# Grizzly G0656 8" JOINTER 3HP W/ MOBILE BASE



## FrankA

Good luck with the new toy, Someday I hope a larger jointer is in my future. 
Let us know what you think after you use it for a while.


----------



## GaryK

Let us know how it actually works.


----------



## USCJeff

I'd be curious to see your thoughts after it has had a good trial in your shop. I'm in the market and think I'll hold out for an 8" versus the 6" I'd been saving for. I've given consideration to a few similar machines. The Grizzly, Shop Fox, and Steel City seem to be what I'll go for. They have been a decent comprimize between performance and value in my limited experience. I've only used the Shop Fox, however. Happy with my Grizzly Table Saw and a Steel City mortiser I've played with elsewhere.

Yeah, lift gate service is worth it to me. I paid a little more than that to get my Grizzly 1023 TS from the curb to the front of the garage/shop. Using three guys to lift it another 10', I learned that the 30' driveway carry would have been not so fun.


----------



## cajunpen

Nice writeup Dave. Interesting to find out what you think about it after some use. I've had pretty good luck with Grizzly.


----------



## DaveHerron

Jeff,

That's why I picked it up at the dock. I figured I could slide it out of the pickup bed onto the shop floor more easily than attempt to carry it 100 feet.

I would have had the same problem with a local tool vendor. They charge $200 + for setup and delivery.

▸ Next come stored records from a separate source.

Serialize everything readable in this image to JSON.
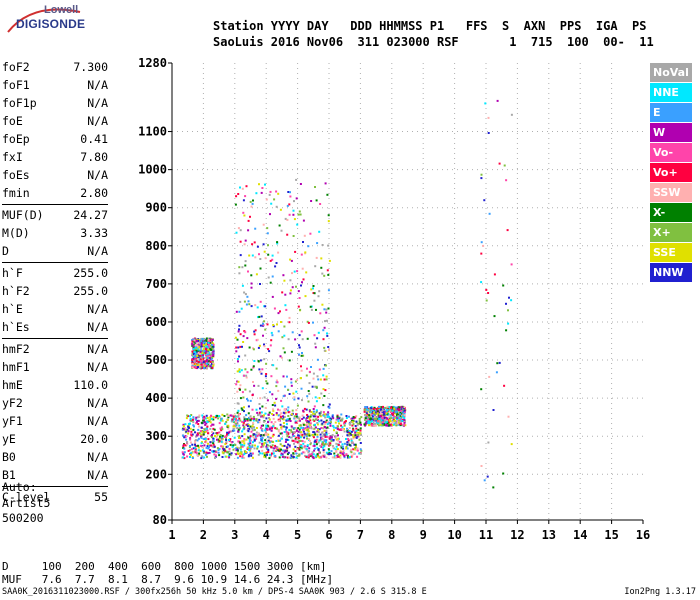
{
  "logo": {
    "line1": "Lowell",
    "line2": "DIGISONDE"
  },
  "header": {
    "line1": "Station YYYY DAY   DDD HHMMSS P1   FFS  S  AXN  PPS  IGA  PS",
    "line2": "SaoLuis 2016 Nov06  311 023000 RSF       1  715  100  00-  11"
  },
  "params": {
    "group1": [
      {
        "name": "foF2",
        "value": "7.300"
      },
      {
        "name": "foF1",
        "value": "N/A"
      },
      {
        "name": "foF1p",
        "value": "N/A"
      },
      {
        "name": "foE",
        "value": "N/A"
      },
      {
        "name": "foEp",
        "value": "0.41"
      },
      {
        "name": "fxI",
        "value": "7.80"
      },
      {
        "name": "foEs",
        "value": "N/A"
      },
      {
        "name": "fmin",
        "value": "2.80"
      }
    ],
    "group2": [
      {
        "name": "MUF(D)",
        "value": "24.27"
      },
      {
        "name": "M(D)",
        "value": "3.33"
      },
      {
        "name": "D",
        "value": "N/A"
      }
    ],
    "group3": [
      {
        "name": "h`F",
        "value": "255.0"
      },
      {
        "name": "h`F2",
        "value": "255.0"
      },
      {
        "name": "h`E",
        "value": "N/A"
      },
      {
        "name": "h`Es",
        "value": "N/A"
      }
    ],
    "group4": [
      {
        "name": "hmF2",
        "value": "N/A"
      },
      {
        "name": "hmF1",
        "value": "N/A"
      },
      {
        "name": "hmE",
        "value": "110.0"
      },
      {
        "name": "yF2",
        "value": "N/A"
      },
      {
        "name": "yF1",
        "value": "N/A"
      },
      {
        "name": "yE",
        "value": "20.0"
      },
      {
        "name": "B0",
        "value": "N/A"
      },
      {
        "name": "B1",
        "value": "N/A"
      }
    ],
    "group5": [
      {
        "name": "C-level",
        "value": "55"
      }
    ]
  },
  "auto": {
    "line1": "Auto:",
    "line2": "Artist5",
    "line3": "500200"
  },
  "bottom": {
    "line1": "D     100  200  400  600  800 1000 1500 3000 [km]",
    "line2": "MUF   7.6  7.7  8.1  8.7  9.6 10.9 14.6 24.3 [MHz]",
    "footer": "SAA0K_2016311023000.RSF / 300fx256h 50 kHz 5.0 km / DPS-4 SAA0K 903 / 2.6 S 315.8 E",
    "version": "Ion2Png 1.3.17"
  },
  "legend": [
    {
      "label": "NoVal",
      "color": "#a8a8a8"
    },
    {
      "label": "NNE",
      "color": "#00e8ff"
    },
    {
      "label": "E",
      "color": "#3aa0ff"
    },
    {
      "label": "W",
      "color": "#b000b0"
    },
    {
      "label": "Vo-",
      "color": "#ff44aa"
    },
    {
      "label": "Vo+",
      "color": "#ff0040"
    },
    {
      "label": "SSW",
      "color": "#ffb0b0"
    },
    {
      "label": "X-",
      "color": "#008000"
    },
    {
      "label": "X+",
      "color": "#80c040"
    },
    {
      "label": "SSE",
      "color": "#e0e000"
    },
    {
      "label": "NNW",
      "color": "#2020d0"
    }
  ],
  "chart_data": {
    "type": "scatter",
    "xlim": [
      1,
      16
    ],
    "ylim": [
      80,
      1280
    ],
    "x_ticks": [
      1,
      2,
      3,
      4,
      5,
      6,
      7,
      8,
      9,
      10,
      11,
      12,
      13,
      14,
      15,
      16
    ],
    "y_ticks": [
      80,
      200,
      300,
      400,
      500,
      600,
      700,
      800,
      900,
      1000,
      1100,
      1280
    ],
    "grid": true,
    "legend_position": "right",
    "clusters": [
      {
        "x": [
          1.3,
          7.0
        ],
        "y": [
          245,
          360
        ],
        "density": "high",
        "note": "main trace"
      },
      {
        "x": [
          3.0,
          6.0
        ],
        "y": [
          360,
          980
        ],
        "density": "medium",
        "note": "spread echoes"
      },
      {
        "x": [
          1.6,
          2.3
        ],
        "y": [
          480,
          560
        ],
        "density": "medium",
        "note": "multi-hop"
      },
      {
        "x": [
          7.1,
          8.4
        ],
        "y": [
          330,
          380
        ],
        "density": "medium",
        "note": "trace end"
      },
      {
        "x": [
          10.8,
          11.8
        ],
        "y": [
          150,
          1260
        ],
        "density": "low",
        "note": "sparse column"
      }
    ]
  }
}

Note: Grizzly and Shop Fox will be built by the same China manufacturer. Just a few feature variations. Same guy owns both labels. Grizzly brand is only marketed direct. Shop Fox is the retail distribution brand.


----------



## teenagewoodworker

thanks for the review. when i start looking into bench power tools when i get older I'll diffidently give this one a look.


----------



## cowboy

Hi congrats on your new jointer,I've had one for over a year now and can not for the life of me understand how anyone else is able to even sell one.The Grizzly is wonderfully accurate,good features,the built in casters are great,the Grizzly jointer tests out with everyone who rates it as the #1 in quality and it's about 1/2 the price and the only one with as large of a motor until you get up into the Oliver,scmi group.
I hope it works as well for you as mine has.I find Grizzly jointers,and dust collectors very fine tools and the best rice it's really a no brainer.
Man though they are heavy aren't they?
Great luck on your future projects

Cowboy


----------



## Huckleberry

In our shop we recently got the 10" extreme jointer with the spiral cutter head. These are very sturdy machines and they stand up to all types of abuse in the shop. We also have the 20" extreme duty planer and I have to say that these are the quietest machines that I have ever heard. Great write up and I don't think that you will be disappointed.


----------



## Davedust

I recently got one as well and love it! It was missing the small key that goes on the infeed table adjustment shaft, as well as the screw to hold on that handle they sent me one no problem (it took a week). After getting it all together and using it a few time it cuts great.


----------



## DaytonB

I've had mine for a couple years now and am very pleased, looks like yours has a slightly taller fence (which I would like) and the fence adjustments are a little different but essentially the same machine. I'm very pleased and could not have asked for a better machine for the money. I do plan buy the spiral head in the near future, its just so much easier to replace a couple cutters when you nick them.


----------



## skozub

I love the grizzly 8" with spiral cutterheads. I'm impressed with their products too. Nice buy. Good luck!


----------



## sbryan55

Thanks for the review. I have been considering upgrading to an 8" machine.


----------



## DaveHerron

I've had the jointer for over a year now and it's had some use. Still a great jointer for the money. I have no reservation about recommending it to a friend.


----------



## a1Jim

Congrats on your new jointer I'm sure it will serve you well. I've had a 12" Grizzly spiral head jointer and 20 spiral head planner for close to 2 years there great machines . They run smoothly and quietly.
Thanks for the review,


----------